Is that East Berlin? We’re actually right midway. I write in Blue Hill. I sleep in East Blue Hill. The line runs right down the center of our house.

I was surprised by the female voice in this book. I wasn’t alarmed in “Motherless Brooklyn” when you wrote from the point of view of a guy with Tourette’s, or when you’ve written from the point of view of black men. But something about the girl thing bothered me.

It’s not the first time I’ve done a female point of view. “Girl in Landscape” [1998] is a 13-year-old girl. But you’re right to relate it to Tourette’s or a black crack addict. The only explanation I have for you is that if I thought about these things categorically – such as: Now I am going to write the 13-year-old – I’d be terrified, and I wouldn’t write. But I don’t think about it categorically. I write from the inside. It’s not that I think: What would it be like to be a woman? I write from the grain of the voice of character.

Why did you want to write about the indie rock world?

In a way, I’ve colonized what I love about books. I’ve domesticated them. But music still remains a halo. It connects me to my pure fan-ishness. When I was thinking about writing about people in their 20s – amateur, wide-eyed, posturing – it made me remember what I felt about music in my 20s.

Were you hoping to snag a younger audience with “You Don’t Love Me Yet”?

That sounds great. But if I thought: What would the young people want today? – it would be a hopeless way of writing. It’s hard for a novel to be like a pop artifact. The form fights it at every level. I wanted – without presuming I could do it – to push it as far as I could that way, like a single you hear on the radio.

Why did you decide to sell story ideas online?

I’ve been building up to it because of an interest in intellectual property and my real-world experiences and disbelief at how Hollywood has handled my properties. In order to have the more personal transaction, you do get less money. But it’s really only an exaggeration of what writers do. There’s a “gift act” inherent in what writers do anyway. I don’t act as if these things have absolute value. You do things because you want to see certain things happen. What if we made the dollar value zero? People are stimulated by this question.

Will you ever write about Maine?

People have asked me that, and I’m at a loss.

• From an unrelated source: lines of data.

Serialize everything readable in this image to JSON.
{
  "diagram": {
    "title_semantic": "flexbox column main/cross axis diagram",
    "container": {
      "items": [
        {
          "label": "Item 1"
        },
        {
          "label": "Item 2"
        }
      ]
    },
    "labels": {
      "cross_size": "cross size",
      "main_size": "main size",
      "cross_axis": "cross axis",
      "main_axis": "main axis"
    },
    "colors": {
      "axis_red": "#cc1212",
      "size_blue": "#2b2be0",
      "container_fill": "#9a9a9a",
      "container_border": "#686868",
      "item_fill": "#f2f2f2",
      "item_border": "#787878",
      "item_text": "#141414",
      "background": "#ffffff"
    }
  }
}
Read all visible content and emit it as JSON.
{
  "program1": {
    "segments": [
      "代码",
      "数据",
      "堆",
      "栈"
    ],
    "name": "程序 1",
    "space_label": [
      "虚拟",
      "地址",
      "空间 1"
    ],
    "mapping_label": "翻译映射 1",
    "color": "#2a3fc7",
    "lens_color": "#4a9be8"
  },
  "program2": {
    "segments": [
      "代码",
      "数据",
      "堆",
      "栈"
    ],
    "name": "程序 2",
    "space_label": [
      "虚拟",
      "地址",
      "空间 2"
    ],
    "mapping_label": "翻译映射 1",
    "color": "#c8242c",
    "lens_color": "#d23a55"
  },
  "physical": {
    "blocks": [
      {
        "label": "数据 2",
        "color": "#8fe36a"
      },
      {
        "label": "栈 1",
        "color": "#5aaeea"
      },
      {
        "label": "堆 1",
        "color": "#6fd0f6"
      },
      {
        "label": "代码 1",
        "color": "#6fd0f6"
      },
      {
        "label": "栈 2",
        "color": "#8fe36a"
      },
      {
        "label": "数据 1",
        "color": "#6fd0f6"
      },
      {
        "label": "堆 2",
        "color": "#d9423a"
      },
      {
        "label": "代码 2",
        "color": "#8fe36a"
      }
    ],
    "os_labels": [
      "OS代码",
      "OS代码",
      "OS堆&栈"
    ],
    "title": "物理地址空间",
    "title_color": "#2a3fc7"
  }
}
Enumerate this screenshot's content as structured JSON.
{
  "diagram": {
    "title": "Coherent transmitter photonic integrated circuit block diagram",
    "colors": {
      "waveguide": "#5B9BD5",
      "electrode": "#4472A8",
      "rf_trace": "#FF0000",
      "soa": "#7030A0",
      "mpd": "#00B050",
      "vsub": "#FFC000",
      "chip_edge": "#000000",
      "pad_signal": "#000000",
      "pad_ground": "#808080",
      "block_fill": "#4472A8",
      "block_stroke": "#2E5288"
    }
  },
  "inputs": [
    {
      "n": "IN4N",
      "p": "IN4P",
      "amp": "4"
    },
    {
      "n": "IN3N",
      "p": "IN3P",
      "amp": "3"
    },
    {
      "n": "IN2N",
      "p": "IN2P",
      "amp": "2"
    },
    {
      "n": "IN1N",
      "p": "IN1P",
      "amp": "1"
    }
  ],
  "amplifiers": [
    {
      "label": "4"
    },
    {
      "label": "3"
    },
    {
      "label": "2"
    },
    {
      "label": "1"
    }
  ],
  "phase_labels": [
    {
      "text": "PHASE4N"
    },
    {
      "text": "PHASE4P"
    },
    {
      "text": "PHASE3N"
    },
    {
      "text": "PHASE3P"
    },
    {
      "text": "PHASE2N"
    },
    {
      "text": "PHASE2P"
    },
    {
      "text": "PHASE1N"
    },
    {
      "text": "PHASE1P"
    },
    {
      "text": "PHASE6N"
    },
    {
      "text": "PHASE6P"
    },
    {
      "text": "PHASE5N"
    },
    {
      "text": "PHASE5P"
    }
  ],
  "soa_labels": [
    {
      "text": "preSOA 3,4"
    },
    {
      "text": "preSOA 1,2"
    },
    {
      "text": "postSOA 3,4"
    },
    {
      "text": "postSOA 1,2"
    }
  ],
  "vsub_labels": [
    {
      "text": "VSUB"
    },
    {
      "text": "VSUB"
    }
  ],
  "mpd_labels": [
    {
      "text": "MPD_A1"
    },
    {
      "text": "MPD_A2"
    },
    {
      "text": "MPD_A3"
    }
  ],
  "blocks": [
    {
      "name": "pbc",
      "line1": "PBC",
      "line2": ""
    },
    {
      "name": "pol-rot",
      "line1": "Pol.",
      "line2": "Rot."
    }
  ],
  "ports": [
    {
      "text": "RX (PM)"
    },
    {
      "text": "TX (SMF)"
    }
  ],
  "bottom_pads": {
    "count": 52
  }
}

I don’t know if there’ll be a time. I’m so urban in my sensibility. I like living in the country but I don’t see it as anything but a passing glance in my work.

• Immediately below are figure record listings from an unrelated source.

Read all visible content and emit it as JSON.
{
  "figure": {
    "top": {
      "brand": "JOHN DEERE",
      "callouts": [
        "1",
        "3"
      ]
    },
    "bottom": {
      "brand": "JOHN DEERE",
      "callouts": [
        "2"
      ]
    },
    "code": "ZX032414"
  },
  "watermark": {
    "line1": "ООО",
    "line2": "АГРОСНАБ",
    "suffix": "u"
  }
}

Where does Maine fit into your world then?

In other ways. Simple pragmatic ways. It is really where I write now. It is where I go for deep exploration. It’s a very, very substantial answer to a question I was managing in a patchwork. In Maine, I dwell inside the work in a much more effortless way.

Have you been there in winter?

Yes. The winter is as much an attraction of the place as summer.